Baujuwel am Matteottiplatz gerettet

Bezirksvorsteher Franz Prokop: Die Sanierung der Mateottistiege ist fix, die Kosten trägt die Stadt Wien

Die Mateottistiege am gleichnamigen Platz beim Sandleitenhof wird ab Juli generalsaniert.

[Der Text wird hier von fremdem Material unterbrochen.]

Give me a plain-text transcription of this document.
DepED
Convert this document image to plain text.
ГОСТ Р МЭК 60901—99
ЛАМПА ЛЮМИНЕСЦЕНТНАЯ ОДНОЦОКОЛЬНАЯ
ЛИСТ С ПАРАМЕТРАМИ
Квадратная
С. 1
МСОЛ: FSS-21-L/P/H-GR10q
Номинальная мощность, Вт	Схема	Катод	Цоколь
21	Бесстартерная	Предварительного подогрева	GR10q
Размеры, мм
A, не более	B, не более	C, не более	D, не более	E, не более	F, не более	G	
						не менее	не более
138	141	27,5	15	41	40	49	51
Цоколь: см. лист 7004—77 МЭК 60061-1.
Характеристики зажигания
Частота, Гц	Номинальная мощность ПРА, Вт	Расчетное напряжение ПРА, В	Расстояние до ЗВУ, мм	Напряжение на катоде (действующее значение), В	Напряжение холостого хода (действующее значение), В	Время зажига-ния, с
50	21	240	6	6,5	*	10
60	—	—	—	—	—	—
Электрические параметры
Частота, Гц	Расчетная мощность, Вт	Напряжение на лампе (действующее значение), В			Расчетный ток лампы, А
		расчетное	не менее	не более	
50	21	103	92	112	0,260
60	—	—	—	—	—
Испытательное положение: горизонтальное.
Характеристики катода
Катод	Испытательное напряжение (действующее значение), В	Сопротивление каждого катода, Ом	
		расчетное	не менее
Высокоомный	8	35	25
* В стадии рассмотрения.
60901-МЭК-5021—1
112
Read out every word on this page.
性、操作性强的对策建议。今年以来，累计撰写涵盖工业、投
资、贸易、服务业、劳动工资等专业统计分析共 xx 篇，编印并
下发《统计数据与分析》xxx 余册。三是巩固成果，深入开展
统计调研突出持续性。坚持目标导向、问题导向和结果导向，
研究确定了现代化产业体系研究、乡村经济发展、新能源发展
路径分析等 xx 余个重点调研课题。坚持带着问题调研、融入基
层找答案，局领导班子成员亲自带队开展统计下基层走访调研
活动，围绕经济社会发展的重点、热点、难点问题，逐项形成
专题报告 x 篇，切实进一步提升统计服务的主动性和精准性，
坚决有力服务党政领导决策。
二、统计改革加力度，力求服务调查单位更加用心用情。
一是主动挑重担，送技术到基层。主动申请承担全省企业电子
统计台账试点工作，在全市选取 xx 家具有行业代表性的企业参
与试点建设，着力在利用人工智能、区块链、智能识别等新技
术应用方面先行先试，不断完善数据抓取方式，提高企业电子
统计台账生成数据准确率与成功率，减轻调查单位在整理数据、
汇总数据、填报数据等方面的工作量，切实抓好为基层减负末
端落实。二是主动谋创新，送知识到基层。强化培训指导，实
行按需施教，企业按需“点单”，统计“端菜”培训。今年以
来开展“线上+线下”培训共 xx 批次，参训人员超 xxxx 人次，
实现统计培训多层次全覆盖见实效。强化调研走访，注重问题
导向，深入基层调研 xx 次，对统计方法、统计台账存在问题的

OTTAKRING. 89 Jahre ist die Matteotti-Stiege alt. Da wird es Zeit für eine Sanierung. Die denkmalgeschützte Anlage samt Brunnen und Terrasse dient als Verbindung zwischen der Gomperzgasse, dem Matteottiplatz und der Liebknechtgasse und muss wegen Baufälligkeit instand gesetzt werden. Derzeit ist nur der linke Treppenaufgang benutzbar, die rechte Stiege ist seit Längerem wegen Gefährdung der Fußgänger gesperrt.

"Der Bezirk bemüht sich seit Jahren um eine Sanierung", so Bezirksvorsteher Franz Prokop. "Da das Ensemble unter Denkmalschutz steht, freut es mich besonders, dass nun die Sanierung startet."

Die Stadt Wien übernimmt die Kosten von 380.000 Euro. Im Zuge der Arbeiten wird die Stahlbetonkonstruktion abgetragen und durch eine neue ersetzt. Abdichtungen, Belege und die Entwässerung werden erneuert und die Schadstellen der mit Naturstein verkleideten Wände repariert.

Da der ganze Unterbau saniert werden muss, wird die Stiege bis voraussichtlich Anfang Oktober komplett gesperrt sein. Während der Sperre ist der Matteottiplatz von der Sandleitengasse aus nur über die Liebknechtgasse erreichbar.

Zur Sache

Die Stiegenanlage Matteottiplatz mit integriertem Brunnen und einer Terrasse wurde im Zuge des Baues des Sandleitenhofes in den Jahren 1925 - 1928 von der Gemeinde Wien errichtet. Sie steht unter Denkmalschutz. Benannt ist sie nach Giacomo Matteotti (1885-1924), einem italienischen Politiker und Gene­ral­sekretär der Partito Socialista Unitario (PSU). Seine Ermordung durch die ita­lie­ni­schen Faschisten im Jahr 1924 gilt als der Beginn der Diktatur Mussolinis. Vom 27. Dezember 1934 bis 1953 hieß der Platz Maulbertschplatz und wurde danach wieder in Matteottiplatz zurückbenannt.